For some odd reason “apps” think that every “like,” “message” or “comment” is of life-changing importance and thus needs to be viewed instantly. I mean, if I wanted notifications, I would have turned them on. Like I do for iMessage and Telegram. Those are important and have a time-value attached to them. When there isn’t value, I don’t turn them on. And that is why I find persistent nudging to turn on dumb notifications annoying.

I have long said that notifications are the atomic unit of interactions on mobile and are becoming vital in a world of fractionalized attention. I wrote about a future where the notifications would become a great way to access applications and create a new kind of user experience.

…notifications have been a blunt instrument for apps to try to get our attention. Every time you install a new app on your phone, you get a pop-up message that asks if you want to allow it to send you notifications.
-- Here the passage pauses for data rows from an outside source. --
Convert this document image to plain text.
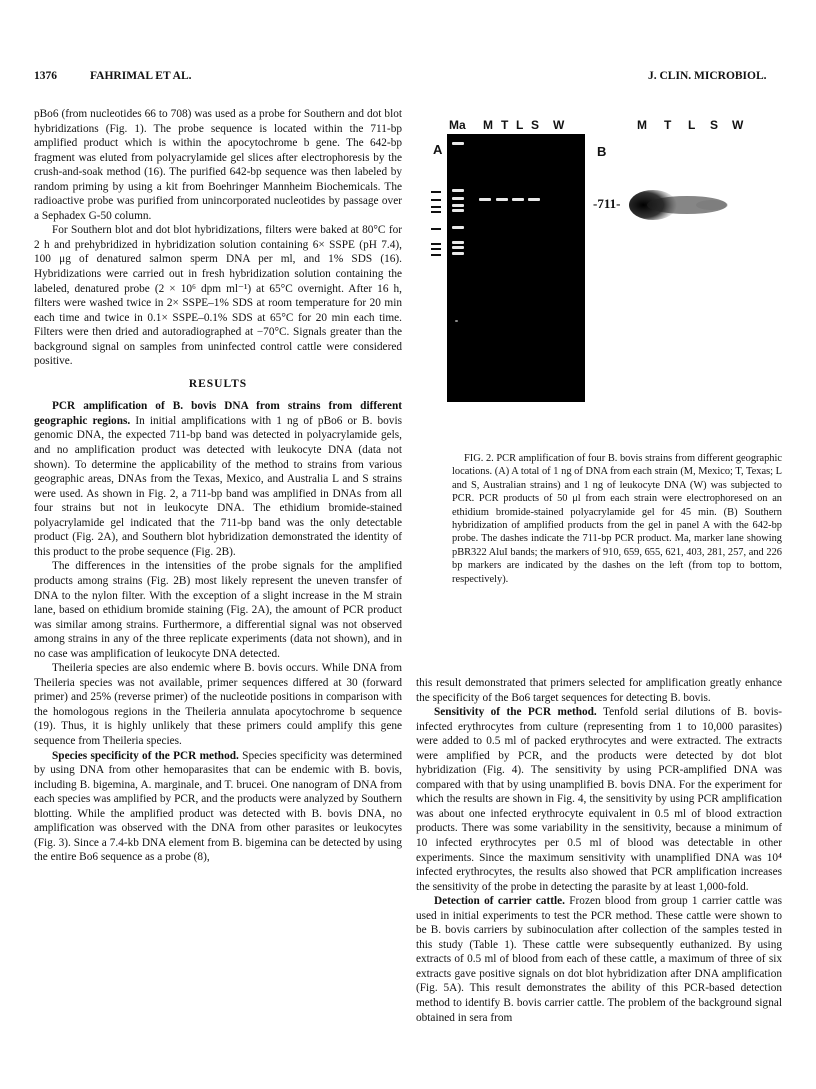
1376	FAHRIMAL ET AL.	J. CLIN. MICROBIOL.

pBo6 (from nucleotides 66 to 708) was used as a probe for Southern and dot blot hybridizations (Fig. 1). The probe sequence is located within the 711-bp amplified product which is within the apocytochrome b gene. The 642-bp fragment was eluted from polyacrylamide gel slices after electrophoresis by the crush-and-soak method (16). The purified 642-bp sequence was then labeled by random priming by using a kit from Boehringer Mannheim Biochemicals. The radioactive probe was purified from unincorporated nucleotides by passage over a Sephadex G-50 column.

For Southern blot and dot blot hybridizations, filters were baked at 80°C for 2 h and prehybridized in hybridization solution containing 6× SSPE (pH 7.4), 100 μg of denatured salmon sperm DNA per ml, and 1% SDS (16). Hybridizations were carried out in fresh hybridization solution containing the labeled, denatured probe (2 × 10⁶ dpm ml⁻¹) at 65°C overnight. After 16 h, filters were washed twice in 2× SSPE–1% SDS at room temperature for 20 min each time and twice in 0.1× SSPE–0.1% SDS at 65°C for 20 min each time. Filters were then dried and autoradiographed at −70°C. Signals greater than the background signal on samples from uninfected control cattle were considered positive.

RESULTS

PCR amplification of B. bovis DNA from strains from different geographic regions. In initial amplifications with 1 ng of pBo6 or B. bovis genomic DNA, the expected 711-bp band was detected in polyacrylamide gels, and no amplification product was detected with leukocyte DNA (data not shown). To determine the applicability of the method to strains from various geographic areas, DNAs from the Texas, Mexico, and Australia L and S strains were used. As shown in Fig. 2, a 711-bp band was amplified in DNAs from all four strains but not in leukocyte DNA. The ethidium bromide-stained polyacrylamide gel indicated that the 711-bp band was the only detectable product (Fig. 2A), and Southern blot hybridization demonstrated the identity of this product to the probe sequence (Fig. 2B).

The differences in the intensities of the probe signals for the amplified products among strains (Fig. 2B) most likely represent the uneven transfer of DNA to the nylon filter. With the exception of a slight increase in the M strain lane, based on ethidium bromide staining (Fig. 2A), the amount of PCR product was similar among strains. Furthermore, a differential signal was not observed among strains in any of the three replicate experiments (data not shown), and in no case was amplification of leukocyte DNA detected.

Theileria species are also endemic where B. bovis occurs. While DNA from Theileria species was not available, primer sequences differed at 30 (forward primer) and 25% (reverse primer) of the nucleotide positions in comparison with the homologous regions in the Theileria annulata apocytochrome b sequence (19). Thus, it is highly unlikely that these primers could amplify this gene sequence from Theileria species.

Species specificity of the PCR method. Species specificity was determined by using DNA from other hemoparasites that can be endemic with B. bovis, including B. bigemina, A. marginale, and T. brucei. One nanogram of DNA from each species was amplified by PCR, and the products were analyzed by Southern blotting. While the amplified product was detected with B. bovis DNA, no amplification was observed with the DNA from other parasites or leukocytes (Fig. 3). Since a 7.4-kb DNA element from B. bigemina can be detected by using the entire Bo6 sequence as a probe (8),

Ma M T L S W
A
-711-
B
M T L S W

FIG. 2. PCR amplification of four B. bovis strains from different geographic locations. (A) A total of 1 ng of DNA from each strain (M, Mexico; T, Texas; L and S, Australian strains) and 1 ng of leukocyte DNA (W) was subjected to PCR. PCR products of 50 μl from each strain were electrophoresed on an ethidium bromide-stained polyacrylamide gel for 45 min. (B) Southern hybridization of amplified products from the gel in panel A with the 642-bp probe. The dashes indicate the 711-bp PCR product. Ma, marker lane showing pBR322 AluI bands; the markers of 910, 659, 655, 621, 403, 281, 257, and 226 bp markers are indicated by the dashes on the left (from top to bottom, respectively).

this result demonstrated that primers selected for amplification greatly enhance the specificity of the Bo6 target sequences for detecting B. bovis.

Sensitivity of the PCR method. Tenfold serial dilutions of B. bovis-infected erythrocytes from culture (representing from 1 to 10,000 parasites) were added to 0.5 ml of packed erythrocytes and were extracted. The extracts were amplified by PCR, and the products were detected by dot blot hybridization (Fig. 4). The sensitivity by using PCR-amplified DNA was compared with that by using unamplified B. bovis DNA. For the experiment for which the results are shown in Fig. 4, the sensitivity by using PCR amplification was about one infected erythrocyte equivalent in 0.5 ml of blood extraction products. There was some variability in the sensitivity, because a minimum of 10 infected erythrocytes per 0.5 ml of blood was detectable in other experiments. Since the maximum sensitivity with unamplified DNA was 10⁴ infected erythrocytes, the results also showed that PCR amplification increases the sensitivity of the probe in detecting the parasite by at least 1,000-fold.

Detection of carrier cattle. Frozen blood from group 1 carrier cattle was used in initial experiments to test the PCR method. These cattle were shown to be B. bovis carriers by subinoculation after collection of the samples tested in this study (Table 1). These cattle were subsequently euthanized. By using extracts of 0.5 ml of blood from each of these cattle, a maximum of three of six extracts gave positive signals on dot blot hybridization after DNA amplification (Fig. 5A). This result demonstrates the ability of this PCR-based detection method to identify B. bovis carrier cattle. The problem of the background signal obtained in sera from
If you say yes, they arrive with the same intensity as emails, draining precious battery life, making your phone more annoying than savvy, and all you could do with a notification anyway was tap it to launch the app.

With time, notifications will only get smarter, and the companies that best understand this new way of communicating with its users will bring us just the right amount of information at the right time. Imagine Uber or taking cues from your calendar and your current location to recommend that you order a car now in order to arrive at your next meeting on time.

That was three years ago.  And I can’t believe that in 2017 and the notifications have stayed dumb, and are still be used as away to goose daily active user numbers. And these are from companies that paint a future controlled and shaped by artificial intelligence. It seems for now, even for simplest of tasks it is  more like asinine intelligence.